Reaching around her, he glided his hand over a label glued to the crate. Unexpectedly and with absolute clarity, she imagined his fingers tracing words written on her skin. “We packed this one at the Messel Pit just outside Frankfurt. A bituminous shale mine abundant in fossils. Geologists are called in to safely remove the artifacts, identify and record them, then ship them back to the requested museums. So these are only mine on loan.” He laughed softly, his breath streaking past her cheek, dancing inside her ear. “I try not to pilfer though I’m often tempted.”
“There’s much work to complete,” she murmured, moving away from Dex and the teasing scent stealing into her nostrils with each breath, his heat branding her as surely as he’d branded the crates housing his artifacts. Moving away from the compulsion to turn and walk into his arms, a heedless action undermining her effort to compile a list of suitables, two names written on a folded sheet and tucked beside the lapis in her bodice pocket.
Her foolish wager, her promise to help a family friend find his duchess.
The woman who would warm Dex’s bed, share his laughter and his wisdom, his stubbornness and his joy, have his children, things Georgiana had once wanted. Impossible dreams now. Her shameful marriage had ruined the chance for
her to enter into an agreement like that ever again.
The Ice Countess had settled into a state of numb comfort. She couldn’t wake herself. Wouldn’t wake herself. Not when it had taken this long to find a glimmer of happiness. When Dexter Munro, heir to the Duke of Markham, by fate and pledge and duty, had no choice in the matter. Marry, he must. Be awake he must, while she would go on sleeping.
With a grunt, he hefted a crate atop his shoulder, the muscles in his arms, covered in nothing but a layer of fine cotton, flexing. “We’ll start the adventure in Germany before moving to Denmark.

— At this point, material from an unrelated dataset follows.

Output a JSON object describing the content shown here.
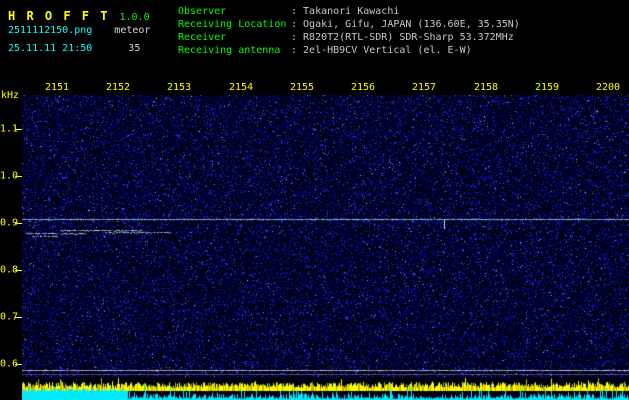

For lunch, a winter picnic is called for, I think. Remember when we used to hold those in this very room? Spread out on a blanket before the fire, eating until our bellies ached. Anthony always liked those.”

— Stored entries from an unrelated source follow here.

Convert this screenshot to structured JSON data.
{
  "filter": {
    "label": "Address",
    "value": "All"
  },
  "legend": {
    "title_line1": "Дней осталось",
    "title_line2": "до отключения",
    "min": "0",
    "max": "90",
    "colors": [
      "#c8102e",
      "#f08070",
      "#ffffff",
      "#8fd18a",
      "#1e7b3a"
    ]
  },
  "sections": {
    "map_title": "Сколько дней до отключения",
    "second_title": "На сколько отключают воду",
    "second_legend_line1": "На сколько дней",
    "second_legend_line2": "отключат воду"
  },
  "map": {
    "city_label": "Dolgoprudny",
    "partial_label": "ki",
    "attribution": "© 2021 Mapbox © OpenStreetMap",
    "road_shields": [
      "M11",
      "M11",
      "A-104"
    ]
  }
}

A picnic. With Dex. In her favorite room in the house. With her favorite person on the planet. “I’m to help you categorize your pieces then?” she asked breathlessly, turning the conversation to a topic she could manage, her heart plummeting to her knees.

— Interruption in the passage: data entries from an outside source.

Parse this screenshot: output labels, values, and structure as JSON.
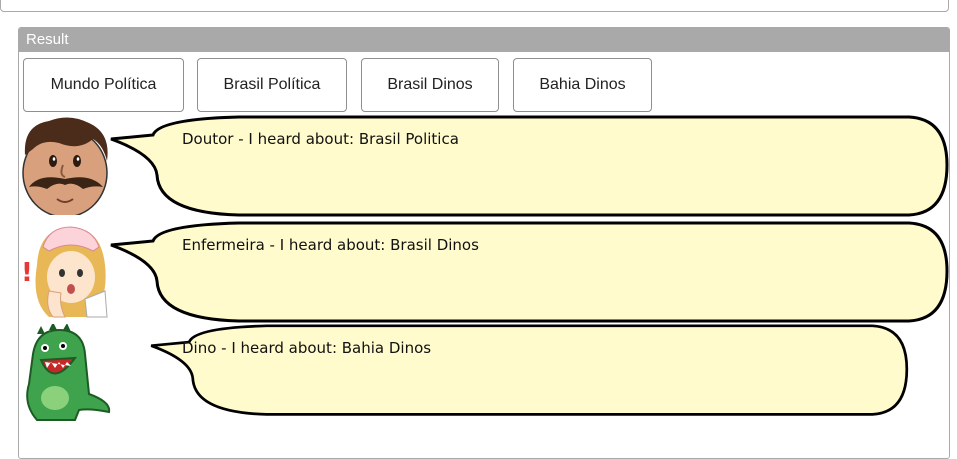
{
  "result": {
    "header": "Result",
    "buttons": [
      {
        "label": "Mundo Política"
      },
      {
        "label": "Brasil Política"
      },
      {
        "label": "Brasil Dinos"
      },
      {
        "label": "Bahia Dinos"
      }
    ],
    "messages": [
      {
        "text": "Doutor - I heard about: Brasil Politica",
        "avatar": "doctor-icon"
      },
      {
        "text": "Enfermeira - I heard about: Brasil Dinos",
        "avatar": "nurse-icon"
      },
      {
        "text": "Dino - I heard about: Bahia Dinos",
        "avatar": "dino-icon"
      }
    ]
  },
  "colors": {
    "header_bg": "#a9a9a9",
    "bubble_fill": "#fffbcc",
    "bubble_stroke": "#000000"
  }
}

He paused halfway across the room, tipped a grin at her. “If you wouldn’t mind. I need to note the scientific names for each, but my spelling is appalling. As I recall, you were exceptionally talented in Latin when it was bollocks to me. I’m happy to provide amusing, even embarrassing, tales of how I acquired each piece.”
She shrugged, dusting her damp boot through the dust on the floor. Markman Manor needed a woman’s touch and better supervision of the servants, she concluded, reminding her of the blasted list in her pocket. Someone experienced in household management mentally added to the future-duchess wish list. “Father was generous in allowing me to sit with Anthony’s language tutor. I can make notes for you. Be your assistant today, should you need one.”
He wrestled the crate to the floor and dropped to his haunches beside it. “Exactly what I need,” he murmured so quietly she almost missed it. Reaching beneath the desk, he slid a crowbar out. “This spot is the keyhole to the kingdom,” he said and jammed the thin metal edge between a gap in the wood, and with a violent twist, sent the crate’s lid tumbling.